Thursday, July 20, 2006

Nostalgic dream

I have so many dreams about still practicing medicine. They almost never have anything to do with how I really practiced. Still I see them as nostalgia, though sometimes there are qualities to them that must have meaning beyond mere nostalgia. Elevators pop up in them frequently, a symbol of change I think, maybe even rebirth, where one is confined to this narrow canal. Then the doors open up, and voila, here’s a new world. Usually there’s something bizarre about the elevators in my dream. They might be 8-sided instead of rectangular. They might be twisted or offset from the world beyond where the doors open and close. There are so many ways my dreams say, “We’re not in Kansas any more, Dorothy” Hmmm, I recognize that voice. I recognize Her very well. But this dream wasn’t about Her. She says it actually was, but we’re not going there right now. I do have some say so over this.

This morning I awoke from one of these dreams. This time the patient was a woman with bleeding in her head. It’s urgent to get to the OR quickly in that situation, but it’s somewhat different from when someone is bleeding out from a bodily injury where blood is pouring out like a spigot. Then the bleeding is like a clock, where you only have so much time before someone runs out of blood. Bleeding in the head is different, unless someone has been shot through a venous sinus and a unit of blood pours out each time you take the pressure off to see if there’s something that can be fixed, but that’s very rare. Because the skull is a confined space, there is a lot of pressure right away to stop the bleeding, but one’s brain doesn’t tolerate the pressure well. That’s the emergency in head trauma, not turning off the spigot. It's not the same clock as when a patient is bleeding out. It can easily be that the situation is already irreversible and hopeless. It may even be that the situation is fine without doing anything. It's hard to know when the cause is more obscure than a spigot. Strange that I should be in charge of that this time, since I’m a neurologist, not a neurosurgeon, but I’m often in over my head in these dreams.

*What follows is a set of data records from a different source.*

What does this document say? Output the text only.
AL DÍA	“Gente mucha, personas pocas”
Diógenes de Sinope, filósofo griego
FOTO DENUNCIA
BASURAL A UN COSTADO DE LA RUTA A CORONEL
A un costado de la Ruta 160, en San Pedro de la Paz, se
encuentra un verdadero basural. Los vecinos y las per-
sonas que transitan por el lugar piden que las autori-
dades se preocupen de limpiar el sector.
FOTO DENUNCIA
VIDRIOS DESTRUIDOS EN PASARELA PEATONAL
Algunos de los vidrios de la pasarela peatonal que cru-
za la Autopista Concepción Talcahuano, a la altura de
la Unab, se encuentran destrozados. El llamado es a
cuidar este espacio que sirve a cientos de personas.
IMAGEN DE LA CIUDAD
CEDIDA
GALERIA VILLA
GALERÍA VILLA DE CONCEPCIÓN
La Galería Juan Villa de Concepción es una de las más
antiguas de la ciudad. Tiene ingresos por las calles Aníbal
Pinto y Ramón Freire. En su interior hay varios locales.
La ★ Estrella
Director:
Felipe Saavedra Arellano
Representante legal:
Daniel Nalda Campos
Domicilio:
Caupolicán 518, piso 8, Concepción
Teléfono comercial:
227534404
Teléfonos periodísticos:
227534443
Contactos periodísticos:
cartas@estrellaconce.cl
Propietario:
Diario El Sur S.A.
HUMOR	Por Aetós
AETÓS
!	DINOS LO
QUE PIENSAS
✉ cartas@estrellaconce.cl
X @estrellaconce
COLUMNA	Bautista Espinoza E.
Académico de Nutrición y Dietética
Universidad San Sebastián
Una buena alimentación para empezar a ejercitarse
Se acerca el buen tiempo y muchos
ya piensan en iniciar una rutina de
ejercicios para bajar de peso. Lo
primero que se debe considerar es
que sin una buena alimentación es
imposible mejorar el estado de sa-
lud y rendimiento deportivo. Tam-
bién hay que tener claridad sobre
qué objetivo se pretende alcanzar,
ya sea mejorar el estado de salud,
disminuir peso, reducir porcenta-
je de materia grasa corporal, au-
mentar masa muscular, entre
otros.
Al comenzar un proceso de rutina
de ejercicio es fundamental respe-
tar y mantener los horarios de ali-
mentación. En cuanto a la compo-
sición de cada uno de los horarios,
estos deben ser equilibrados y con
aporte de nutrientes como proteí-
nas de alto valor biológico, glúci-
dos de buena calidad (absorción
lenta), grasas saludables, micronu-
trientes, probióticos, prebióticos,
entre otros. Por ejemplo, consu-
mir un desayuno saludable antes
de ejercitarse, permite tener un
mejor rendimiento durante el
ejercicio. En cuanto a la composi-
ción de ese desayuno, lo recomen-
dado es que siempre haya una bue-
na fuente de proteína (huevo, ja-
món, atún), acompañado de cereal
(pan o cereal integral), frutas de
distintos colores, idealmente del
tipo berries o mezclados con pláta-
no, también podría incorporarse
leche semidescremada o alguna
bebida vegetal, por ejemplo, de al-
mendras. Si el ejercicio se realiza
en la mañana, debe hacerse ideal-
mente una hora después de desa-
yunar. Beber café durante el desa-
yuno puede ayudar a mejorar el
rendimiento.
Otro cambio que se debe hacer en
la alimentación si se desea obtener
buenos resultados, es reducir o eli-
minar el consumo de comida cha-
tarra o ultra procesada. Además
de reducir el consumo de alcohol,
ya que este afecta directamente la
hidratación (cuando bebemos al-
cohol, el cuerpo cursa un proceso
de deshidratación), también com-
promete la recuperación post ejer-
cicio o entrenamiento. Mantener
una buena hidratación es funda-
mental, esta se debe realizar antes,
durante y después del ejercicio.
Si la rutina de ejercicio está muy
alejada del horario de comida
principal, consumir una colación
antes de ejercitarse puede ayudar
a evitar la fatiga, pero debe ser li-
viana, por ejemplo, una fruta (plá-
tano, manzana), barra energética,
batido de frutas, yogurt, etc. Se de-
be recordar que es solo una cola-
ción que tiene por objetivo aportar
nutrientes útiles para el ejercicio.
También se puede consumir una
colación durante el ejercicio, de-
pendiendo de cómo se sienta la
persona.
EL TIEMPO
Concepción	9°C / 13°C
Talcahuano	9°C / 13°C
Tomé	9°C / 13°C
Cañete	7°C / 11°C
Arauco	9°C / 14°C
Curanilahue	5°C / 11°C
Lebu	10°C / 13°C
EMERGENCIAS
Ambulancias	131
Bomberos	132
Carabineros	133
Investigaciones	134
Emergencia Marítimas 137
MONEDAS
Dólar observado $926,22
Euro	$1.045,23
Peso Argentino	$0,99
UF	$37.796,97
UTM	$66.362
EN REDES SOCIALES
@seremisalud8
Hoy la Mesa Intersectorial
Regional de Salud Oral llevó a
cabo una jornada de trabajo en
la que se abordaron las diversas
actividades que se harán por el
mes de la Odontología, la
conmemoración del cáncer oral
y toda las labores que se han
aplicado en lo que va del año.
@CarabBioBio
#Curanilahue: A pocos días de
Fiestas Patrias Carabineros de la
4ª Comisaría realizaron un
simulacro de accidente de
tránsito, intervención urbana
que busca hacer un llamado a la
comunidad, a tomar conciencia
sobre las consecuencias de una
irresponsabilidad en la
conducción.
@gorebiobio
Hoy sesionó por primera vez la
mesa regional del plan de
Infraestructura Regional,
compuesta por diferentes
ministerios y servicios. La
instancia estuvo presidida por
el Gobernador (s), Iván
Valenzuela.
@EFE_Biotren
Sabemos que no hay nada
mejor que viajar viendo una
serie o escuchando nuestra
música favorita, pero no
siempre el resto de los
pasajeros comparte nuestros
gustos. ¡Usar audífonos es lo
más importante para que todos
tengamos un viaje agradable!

So there we were, taking this woman to the OR. Strange that in this hospital the elevator went down to go from the ER to the OR. I don’t think I’ve ever been in a hospital like that, though I can imagine a hospital on a hill where that could be. I also think of Stargate SG1 where one goes down to level 28 to get to the gate to go to another world. Who knows, maybe that’s relevant.

Anyway, even with the override key, it’s taking time for the elevator. Who can understand the limitations of machinery? One who knows every nook and cranny of the machine does, but for so many of us the machine is just what it is. Either way things can only go so fast, but one way one knows exactly why, while the other way one has to wait and wonder. I’d rather go the first way, but it’s not always practical. Even God doesn’t know everything. He proves that to me frequently. Still the elevator comes eventually, either way.

There wasn’t more to this dream before I woke up. Often after whatever issues there are with the elevator, I encounter equipment which is definitely not anything of this world. What to do with this? It’s always the same answer. I do what I know how to do, even if I don’t know how I know. I am that I am. Even though I’m not God, does even God do it better than that? We all do what we know to do, sometimes proving that we know very little indeed, sometimes proving that we know so much, it’s a mystery to everyone to know how we know that much. How did you do that? I don’t know. I just did.

I help people because I know how. There are other reasons about how much of my life I give to helping people, how much help I give to any one person, exactly what help I give or forget to give. Forget, right, how easily one can remember at a time other than when one was supposed to forget. Often that’s so innocent, but sometimes it’s so odd what one forgot that the Wizard’s handiwork is showing.

There’s this joke where the punch line is that God likes to play doctor. The punch line is better than the joke, any of the jokes that can get you to that punch line. One can easily miss a greater truth in this, one that God does like to play healer, not just the opposite of doctors playing God. God says there are many good things about healing, not just the end result of whether or not someone can be saved. Save someone today, and he or she may just die tomorrow. Eventually he or she definitely will die, but it’s still usually a good thing to prevent premature death. Beyond that, though, there are so many aspects of this to teach everyone involved about love, to draw love out of someone, from the patient, from everyone else. God loves a love story. Both He and She can be such softies. That’s not how They are all the time.

Nostalgia, right. Well, OK, that’s a cover story. You see, there are labels for those who don’t know much about what’s going on. Then there is something deeper for those who can see past the most superficial interpretation. Then there’s another layer just for someone who may have thought there are only two. Then there are more. Hey, there are more than enough. Eventually the elevator comes, no matter how slow it is. We have things to do, places to go. Some people manage to talk about such things forever with vague and abstract words. If that’s how they want to spend their time, they can, but eventually the elevator comes. Helping people is better training than talking about it and especially better than excusing oneself from it. God says so, right here, right now. He’ll say it again for anyone who wants to listen.